His leadership, in great part, also helped LLLAF overcome these difficult times and later allowed for its expansion to the current service area of 65 counties in southern and central Illinois.
Before joining the Foundation, Bartylak worked in private practice and as a state's attorney. In 1971, he joined Legal Services of Madison County which was one of the seven organizations that merged to form the Legal Assistance Foundation. He became the Foundation's executive director in 1976, a position from which he retired and held for nearly 30 years. During his leadership, he established the Lawyers' Assistance Program which helped lawyers, judges, and law students combating alcoholism, drug addiction and mental health problems.
Bartylak is being remembered throughout the country as a giant in legal services, as Russell Scott, former LLLAF president described in a Chicago Tribune article remembering Bartylak. He was honored with many awards throughout his career including the Charles Dorsey Award from National Legal Aid and Defender Association (NLADA) and the Illinois State Bar Association Laureate Award. Joe is also remembered warmly by many of his colleagues across the country.
Don Saunders, NLADA's vice-president of Civil Legal Services stated:
Joe epitomized the best qualities of a leader. He brought to the table a deep wisdom and commitment about equal justice, coupled with a quiet determination to seek out the opinions of others before reaching a final decision on matters of importance. The survival fights of the 80's during Joe's tenure as a leader of the Project Advisory Group cut to the core of our country's commitment to justice. These political challenges also held the possibility of tremendous turmoil among a community of advocates whose very professional existence was at stake in many instances. Joe's leadership style and commitment to inclusiveness was a key element in ensuring the survival of the Legal Services Corporation and our ability to make great strides forward in improving the delivery of civil legal aid. All of us privileged to work in legal aid owe a great debt of gratitude to the steady leadership of Joe Bartylak. Everyone who knew Joe, whether in his beloved Illinois or across the nation, developed an easy and warm friendship with him. He will be sorely missed.

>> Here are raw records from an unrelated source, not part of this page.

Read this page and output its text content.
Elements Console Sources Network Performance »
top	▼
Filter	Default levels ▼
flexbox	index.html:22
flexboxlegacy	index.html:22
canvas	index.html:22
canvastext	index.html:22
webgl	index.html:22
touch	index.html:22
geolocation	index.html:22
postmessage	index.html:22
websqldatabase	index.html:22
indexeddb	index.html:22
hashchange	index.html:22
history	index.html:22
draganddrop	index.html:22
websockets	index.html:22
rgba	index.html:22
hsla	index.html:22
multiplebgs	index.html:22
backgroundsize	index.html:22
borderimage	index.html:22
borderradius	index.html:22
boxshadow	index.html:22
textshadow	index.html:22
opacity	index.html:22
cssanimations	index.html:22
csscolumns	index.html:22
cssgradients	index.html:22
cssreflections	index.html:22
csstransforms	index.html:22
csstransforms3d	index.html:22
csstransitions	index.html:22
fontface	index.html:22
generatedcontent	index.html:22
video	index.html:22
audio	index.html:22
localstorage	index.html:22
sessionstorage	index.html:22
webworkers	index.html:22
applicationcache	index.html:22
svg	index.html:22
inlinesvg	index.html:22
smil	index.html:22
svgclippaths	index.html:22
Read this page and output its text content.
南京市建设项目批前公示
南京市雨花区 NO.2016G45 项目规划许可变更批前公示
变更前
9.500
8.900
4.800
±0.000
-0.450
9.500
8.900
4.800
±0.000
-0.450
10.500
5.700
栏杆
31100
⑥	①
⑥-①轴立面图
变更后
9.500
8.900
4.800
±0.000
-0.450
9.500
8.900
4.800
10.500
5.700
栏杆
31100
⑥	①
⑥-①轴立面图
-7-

Alan Houseman, executive director of CLASP, remembered Joe's contributions:
The civil legal aid community has been blessed with several outstanding leaders. Joe Bartylak was one of the giants. He built and led Land of Lincoln Legal Assistance Foundation, one of our finest, most effective and innovative civil legal aid programs. For that alone he will be long remembered. He also was one of our great national leaders. As chair of the Project Advisory Group, he effectively led our community in very difficult times. He was not a loud, talkative, charismatic leader. His style was quiet, unassuming and persistent leadership, but leadership it was. He worked with all key elements of our community - clients, project directors, staff representatives, rural and urban programs, Native American and migrant programs. He effectively brought all of these together to pursue common goals and present a unified position to LSC and Congress. He kept us together and focused during some of our darkest days when the very survival of civil legal aid was at stake. He also led us out of the darkness when civil legal aid could once again emerge as a significant component of our justice system. Those of us who helped staff PAG were indebted to him for his willingness to listen and to delegate. Linda Perle and I very much appreciated his deference to our staff work with the PAG Regulations and Reauthorization Committee. But we also understood and appreciated his leadership when it was necessary to take control and guide our work. Joe was also a loyal friend with many of us who work nationally. After he retired from Land of Lincoln, he continued to communicate with Linda and me and always made an individual donation to CLASP right up until his death. That was the kind of person Joe was.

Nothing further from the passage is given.